Au civil, l'expertise judiciaire est complètement transparente, puisque « contradictoire » avec la présence de toutes les parties. Mais, là encore, les dossiers portant sur les études cliniques, la pharmacovigilance ou l'AMM resteraient « inaccessibles aux experts médicaux judiciaires compétents, même s'il est vrai qu'il y a peu d'experts compétents ». « Et après, on dit qu'ils racontent n'importe quoi », relève Me Gisèle Mor, en notant que cela concerne, par exemple, un produit censé prévenir les fausses couches, aujourd'hui disparu, un coupe-faim et des anticholestérolémiants, qui occupent toujours le devant la scène judiciaire médicale.
Me Gisèle Mor est mise en examen pour « violation du secret de l'instruction » dans le dossier pénal des victimes du vaccin anti-VHB suivi par la juge Marie-Odile Bertella-Geffroy. Il lui est reproché d'avoir accordé à la presse des entretiens sur le rapport du Dr Marc Girard, expert judiciaire reconnu, spécialiste de la pharmacovigilance. « En réalité, on m'en veut d'avoir fait état de pressions qu'a exercées un laboratoire sur le Dr Marc Girard. » Une demande de procédure de récusation de ce dernier a été faite, alors que toutes les parties l'avaient accepté au départ. Le rapport d'expertise estime qu'il y a eu des failles de détection des effets secondaires du vaccin.

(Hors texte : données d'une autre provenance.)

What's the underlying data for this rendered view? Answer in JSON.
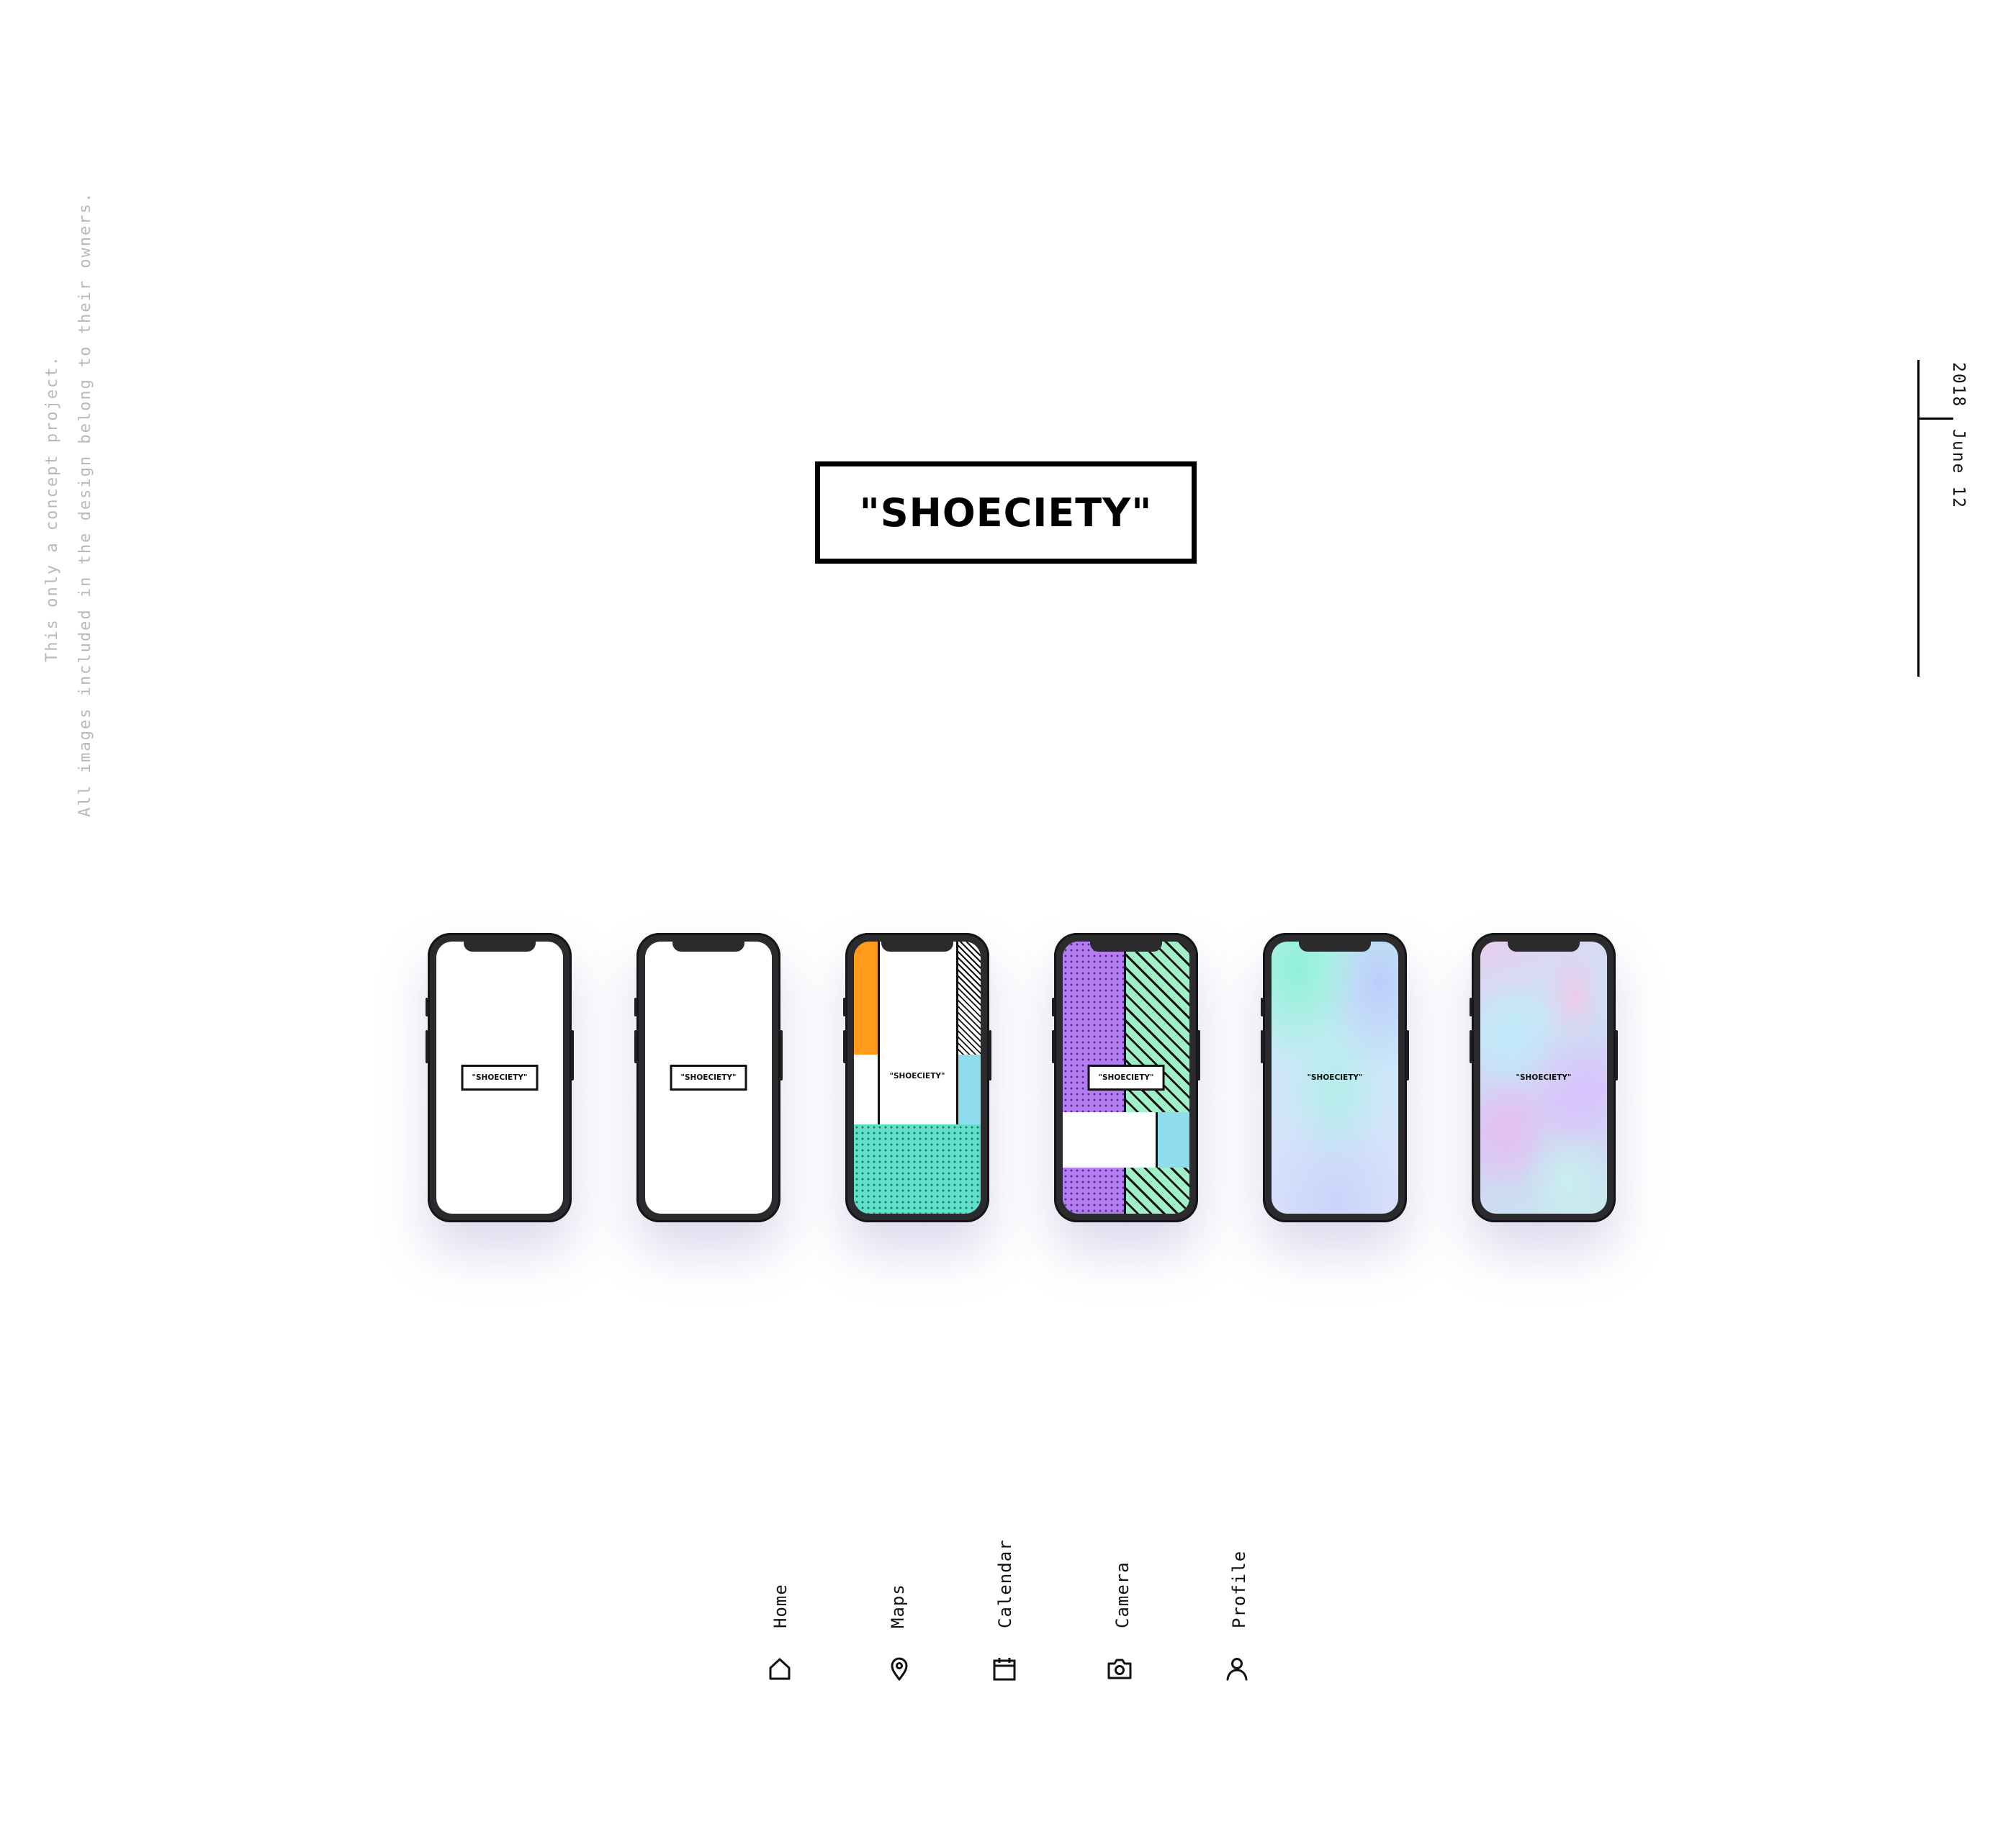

Dans le même esprit que sa consur, Me Nicolas Jonquet, civiliste au barreau de Montpellier, fait remarquer que « si le droit ne peut nier ou travestir un état scientifique, il est en mesure de le dépasser à l'aide d'un mécanisme juridique particulier, comme la présomption de causalité ». Il s'agit de « rechercher une solution équitable et juste, bien que l'on se trouve face aux limites de la science ». Ainsi, avec le vaccin anti-VHB et la SEP, on sait scientifiquement que le risque est plausible, mais l'histologie balbutiante de la maladie et le manque d'étude épidémiologique ne permettent pas de retenir le lien causal entre le produit et le dommage*. « D'où la nécessité d'un arbitrage, conclut Me Nicolas Jonquet. Avec la présomption de causalité, qui fait fi de la vérité scientifique, je me place au-dessus : je ne sais pas scientifiquement, mais, en droit, je vais apporter une solution. Je ne dis pas que le risque plausible existe sur le plan factuel, mais comme une abstraction juridique. Celle-ci doit s'appliquer à des cas où le risque éventuel lié à un traitement est associé au doute scientifique. Deux critères sont à satisfaire par les victimes : avoir développé la maladie postérieurement à la thérapeutique, et ne présenter aucun facteur biologique ou génétique qui puisse expliquer l'affection d'une autre manière. Je ne nie pas la réalité scientifique en affirmant péremptoirement un lien causal, mais je la dépasse. Je fais du droit, cette science sociale qui ne répond pas aux exigences de la science, qui n'a pas les mêmes impératifs de vérité absolue, un arbitrage social. »
« Aussi, poursuit l'avocat, demander aux producteurs de vaccin de prendre en charge les victimes, car c'est à eux de supporter le risque de l'insuffisance de la science, me paraît légitime. » Cet habile plaidoyer, Me Nicolas Jonquet le prononcera devant le tribunal de grande instance de Montpellier, le 2 décembre. Ce jour-là, il défendra un homme de 33 ans, vacciné contre l'hépatite B en 1995, qui, six ans plus tard, « aura une première poussée de sclérose en plaques ». Il lui faudra déployer des trésors de rhétorique, voire de dialectique, pour convaincre la cour montpelliéraine, après que la Cour de cassation eut affirmé, le 23 septembre 2003, l'absence de lien entre le vaccin anti-VHB et l'apparition de la SEP.
* Pour le sang et l'hormone de croissance contaminés, le risque thérapeutique est établi : dans un cas, le sang véhicule le VIH et, dans l'autre, le prion est porteur de la MCJ.